Voluntary bundled payment programs might not be the best way of tackling spending on post-acute care (PAC), at least according to a research letter in the Journal of the American Medical Association.
In fact, just 3.7% of PAC organizations took part in Model 3 of the Bundled Payments for Care Improvement (BPCI) initiative, which targets PAC organizations as the major bearers of risk. In addition, 43.2% of those participants stopped participating by the second quarter of 2017.
The researchers used Medicare BPCI participation reports from the first quarter of 2014 through the second quarter of 2017 to identify changes in BPCI participation, and restricted the sample to risk-bearing participants. They also used SNF data from Nursing Home Compare and surveys to compare SNF characteristics.
SNFs stick with it — if they start
Skilled nursing facilities accounted for 89% of the organizations that took part in Model 3.
In order to receive a share of the savings under that model, participating organizations have to spend less than a target price they receive for 30-, 60-, or 90-day PAC episodes. Organizations that spend more have to pay the Medicare program some of the difference.
Model 3 is unique in targeting PAC organizations as the lead bearers of risk rather than acute care hospitals, the authors noted. Risk-bearing participation in BPCI Model 3 peaked at just 1,177 PAC organizations, however, including 1,059 SNFs.
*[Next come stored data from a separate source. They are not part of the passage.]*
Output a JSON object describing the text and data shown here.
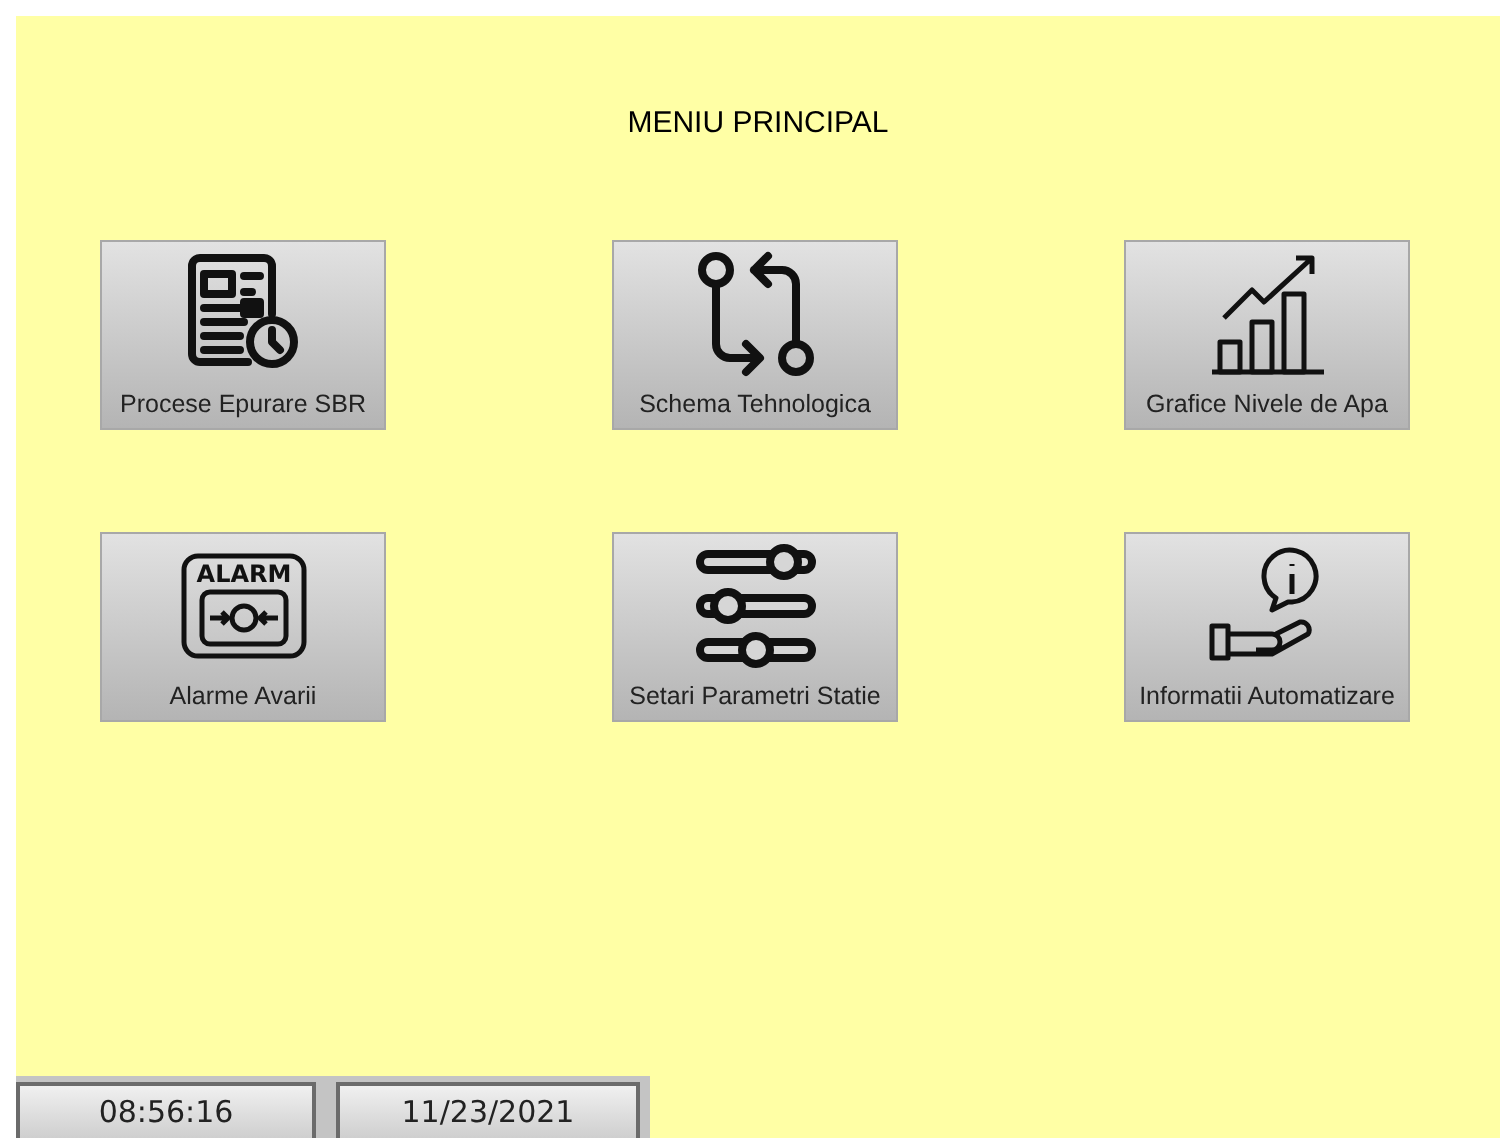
{
  "title": "MENIU PRINCIPAL",
  "buttons": [
    {
      "label": "Procese Epurare SBR"
    },
    {
      "label": "Schema Tehnologica"
    },
    {
      "label": "Grafice Nivele de Apa"
    },
    {
      "label": "Alarme Avarii",
      "icon_text": "ALARM"
    },
    {
      "label": "Setari Parametri Statie"
    },
    {
      "label": "Informatii Automatizare"
    }
  ],
  "status_bar": {
    "time": "08:56:16",
    "date": "11/23/2021"
  }
}
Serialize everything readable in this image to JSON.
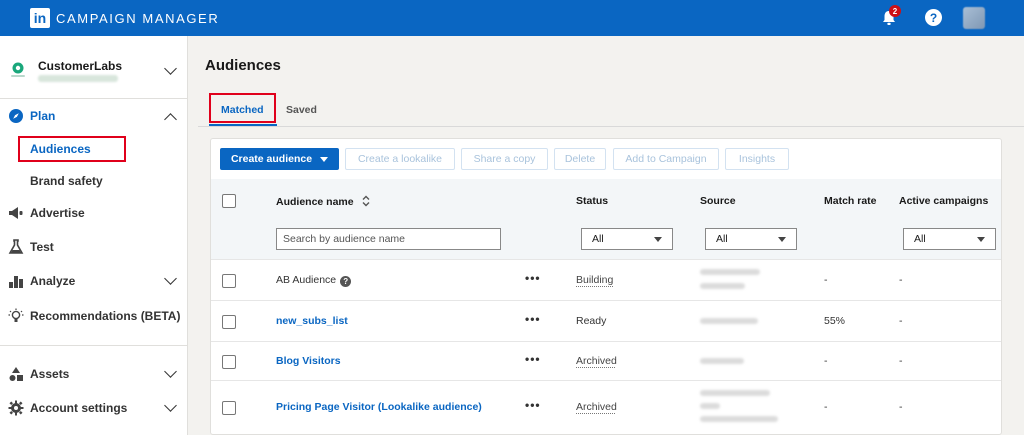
{
  "app": {
    "title": "CAMPAIGN MANAGER",
    "logo_text": "in"
  },
  "header": {
    "notification_count": "2",
    "help_glyph": "?"
  },
  "account": {
    "name": "CustomerLabs"
  },
  "sidebar": {
    "sections": [
      {
        "label": "Plan",
        "icon": "compass-icon",
        "expanded": true
      },
      {
        "label": "Advertise",
        "icon": "megaphone-icon"
      },
      {
        "label": "Test",
        "icon": "flask-icon"
      },
      {
        "label": "Analyze",
        "icon": "bar-chart-icon"
      },
      {
        "label": "Recommendations (BETA)",
        "icon": "lightbulb-icon"
      },
      {
        "label": "Assets",
        "icon": "shapes-icon"
      },
      {
        "label": "Account settings",
        "icon": "gear-icon"
      }
    ],
    "plan_items": [
      {
        "label": "Audiences",
        "active": true
      },
      {
        "label": "Brand safety"
      }
    ]
  },
  "main": {
    "title": "Audiences",
    "tabs": [
      {
        "label": "Matched",
        "active": true
      },
      {
        "label": "Saved"
      }
    ],
    "toolbar": {
      "create": "Create audience",
      "lookalike": "Create a lookalike",
      "share": "Share a copy",
      "delete": "Delete",
      "add_campaign": "Add to Campaign",
      "insights": "Insights"
    },
    "table": {
      "columns": {
        "name": "Audience name",
        "status": "Status",
        "source": "Source",
        "match_rate": "Match rate",
        "active_campaigns": "Active campaigns"
      },
      "filters": {
        "search_placeholder": "Search by audience name",
        "status": "All",
        "source": "All",
        "active_campaigns": "All"
      },
      "rows": [
        {
          "name": "AB Audience",
          "status": "Building",
          "match_rate": "-",
          "active_campaigns": "-"
        },
        {
          "name": "new_subs_list",
          "status": "Ready",
          "match_rate": "55%",
          "active_campaigns": "-"
        },
        {
          "name": "Blog Visitors",
          "status": "Archived",
          "match_rate": "-",
          "active_campaigns": "-"
        },
        {
          "name": "Pricing Page Visitor (Lookalike audience)",
          "status": "Archived",
          "match_rate": "-",
          "active_campaigns": "-"
        }
      ],
      "more_glyph": "•••"
    }
  },
  "colors": {
    "brand": "#0a66c2",
    "highlight": "#e0001b",
    "badge": "#cc1016"
  }
}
That accounts for just 6.8% of the 15,513 eligible SNFs.
The question is why.
“I think the message they sent was that the particular setup of Model 3 was not something most SNFs were interested in,” A. Jay Holmgren of Harvard Business School, who was corresponding author on the letter, told Skilled Nursing News in an email. “It’s impossible to say exactly why that was, though our results suggest that lower quality, independent SNFs were less likely to participate – perhaps due to a lack of organizational resources necessary to be successful that larger, multi-facility organizations have.”
The researchers defined “persistent participation” as remaining in the program through that second quarter of 2017, and not many organizations met the definition. Of the 1,177 participating PAC organizations, 669 were “persistent participants.” SNFs did make up a significant portion of these, at 581, however.
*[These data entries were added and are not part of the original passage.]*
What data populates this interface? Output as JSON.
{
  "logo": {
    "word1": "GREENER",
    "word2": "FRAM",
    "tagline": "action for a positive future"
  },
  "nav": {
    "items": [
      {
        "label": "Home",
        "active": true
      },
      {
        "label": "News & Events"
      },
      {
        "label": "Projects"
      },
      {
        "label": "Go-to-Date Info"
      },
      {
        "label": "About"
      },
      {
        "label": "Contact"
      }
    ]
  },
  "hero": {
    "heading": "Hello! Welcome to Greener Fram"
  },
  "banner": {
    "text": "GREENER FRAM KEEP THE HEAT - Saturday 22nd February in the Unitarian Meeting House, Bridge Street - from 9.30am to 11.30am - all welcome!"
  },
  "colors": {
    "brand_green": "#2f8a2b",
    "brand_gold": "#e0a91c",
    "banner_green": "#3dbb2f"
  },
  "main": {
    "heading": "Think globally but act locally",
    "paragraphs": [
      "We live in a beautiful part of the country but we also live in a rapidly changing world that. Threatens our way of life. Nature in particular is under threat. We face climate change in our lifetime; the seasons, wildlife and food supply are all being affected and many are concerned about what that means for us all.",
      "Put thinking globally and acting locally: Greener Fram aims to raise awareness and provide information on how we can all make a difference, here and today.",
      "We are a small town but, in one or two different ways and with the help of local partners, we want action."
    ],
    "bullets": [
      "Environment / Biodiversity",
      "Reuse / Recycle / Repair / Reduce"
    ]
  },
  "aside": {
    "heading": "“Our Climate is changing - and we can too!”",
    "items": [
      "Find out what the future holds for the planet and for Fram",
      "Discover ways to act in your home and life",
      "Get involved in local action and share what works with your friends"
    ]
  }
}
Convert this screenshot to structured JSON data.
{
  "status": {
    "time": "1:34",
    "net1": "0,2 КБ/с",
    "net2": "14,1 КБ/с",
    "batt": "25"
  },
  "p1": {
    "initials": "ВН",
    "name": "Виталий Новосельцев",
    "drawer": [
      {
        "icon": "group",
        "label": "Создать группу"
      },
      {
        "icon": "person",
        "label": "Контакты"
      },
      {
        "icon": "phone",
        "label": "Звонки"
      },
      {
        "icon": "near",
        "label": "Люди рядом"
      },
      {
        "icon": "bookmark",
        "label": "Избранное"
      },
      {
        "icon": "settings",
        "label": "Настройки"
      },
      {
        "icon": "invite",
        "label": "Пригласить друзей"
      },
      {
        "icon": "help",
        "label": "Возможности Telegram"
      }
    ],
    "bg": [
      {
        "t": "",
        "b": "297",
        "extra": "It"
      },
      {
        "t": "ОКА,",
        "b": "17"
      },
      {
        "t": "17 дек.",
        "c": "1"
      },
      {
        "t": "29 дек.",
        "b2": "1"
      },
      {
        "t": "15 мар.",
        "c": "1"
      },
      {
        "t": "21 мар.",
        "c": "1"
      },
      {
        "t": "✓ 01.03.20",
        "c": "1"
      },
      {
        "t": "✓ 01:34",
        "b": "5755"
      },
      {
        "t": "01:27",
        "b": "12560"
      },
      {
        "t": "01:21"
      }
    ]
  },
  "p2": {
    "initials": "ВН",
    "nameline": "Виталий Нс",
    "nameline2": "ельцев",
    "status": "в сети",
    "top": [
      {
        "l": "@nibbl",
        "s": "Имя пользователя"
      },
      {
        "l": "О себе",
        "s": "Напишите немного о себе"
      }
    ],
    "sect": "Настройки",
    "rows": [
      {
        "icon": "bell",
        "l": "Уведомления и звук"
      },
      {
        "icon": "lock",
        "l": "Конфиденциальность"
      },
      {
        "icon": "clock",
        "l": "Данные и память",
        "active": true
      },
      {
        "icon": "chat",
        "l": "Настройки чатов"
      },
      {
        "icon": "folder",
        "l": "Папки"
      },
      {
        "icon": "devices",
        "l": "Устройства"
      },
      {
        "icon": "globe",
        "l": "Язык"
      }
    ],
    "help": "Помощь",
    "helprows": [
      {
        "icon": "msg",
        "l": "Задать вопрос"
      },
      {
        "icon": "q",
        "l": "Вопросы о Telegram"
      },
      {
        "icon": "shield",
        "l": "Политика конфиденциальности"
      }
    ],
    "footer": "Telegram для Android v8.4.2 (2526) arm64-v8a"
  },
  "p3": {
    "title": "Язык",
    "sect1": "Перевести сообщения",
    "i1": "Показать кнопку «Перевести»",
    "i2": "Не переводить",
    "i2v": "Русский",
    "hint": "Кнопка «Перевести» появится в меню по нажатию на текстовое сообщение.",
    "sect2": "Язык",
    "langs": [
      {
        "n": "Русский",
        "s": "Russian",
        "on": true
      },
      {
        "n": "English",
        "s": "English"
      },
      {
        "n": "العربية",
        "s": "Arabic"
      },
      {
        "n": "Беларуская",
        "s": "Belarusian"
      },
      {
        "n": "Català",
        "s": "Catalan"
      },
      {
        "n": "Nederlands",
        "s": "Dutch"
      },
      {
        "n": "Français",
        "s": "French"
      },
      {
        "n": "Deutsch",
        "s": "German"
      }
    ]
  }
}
SNFs with two to three stars or four to five stars from the Centers for Medicare & Medicaid Services (CMS) were more likely to be persistent participants, as were for-profit operators and buildings that were part of a multi-facility organization. SNFs based in a hospital, on the other hand, were less likely to have that status.
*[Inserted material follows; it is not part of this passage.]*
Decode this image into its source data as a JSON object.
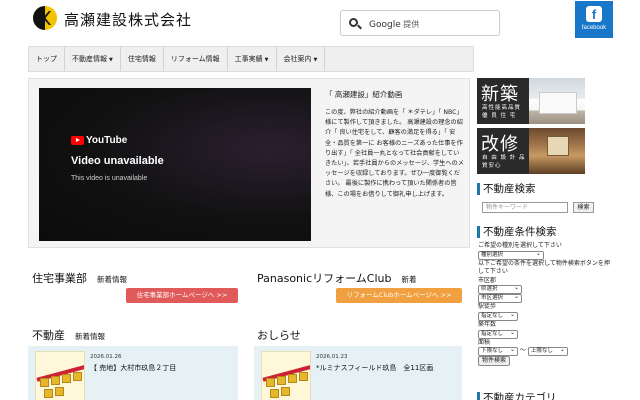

“Whether such organizations have an advantage in controlling costs should be assessed,” the researchers noted.
Make it mandatory?
The BPCI initiative is voluntary, and that might be a problem, Holmgren and colleagues noted in their discussion of the findings.
“To have a broader effect on PAC, policy makers may wish to explore programs that are either mandatory for PAC organizations or hold acute care hospitals responsible for PAC spending,” they wrote in the letter published June 25.
But the new BPCI model rolled out in January by CMS is still voluntary. It also focuses primarily on hospitals and physicians — under Bundled Payments for Care Improvement Advanced (BPCI Advanced), SNFs and home health agencies cannot be episode initiators.
“Hospitals may be more likely to pressure SNFs to control costs related to the bundled payment episodes under this new model, but it’s hard to say how it will play out until we have data available to empirically examine,” Holmgren told SNN.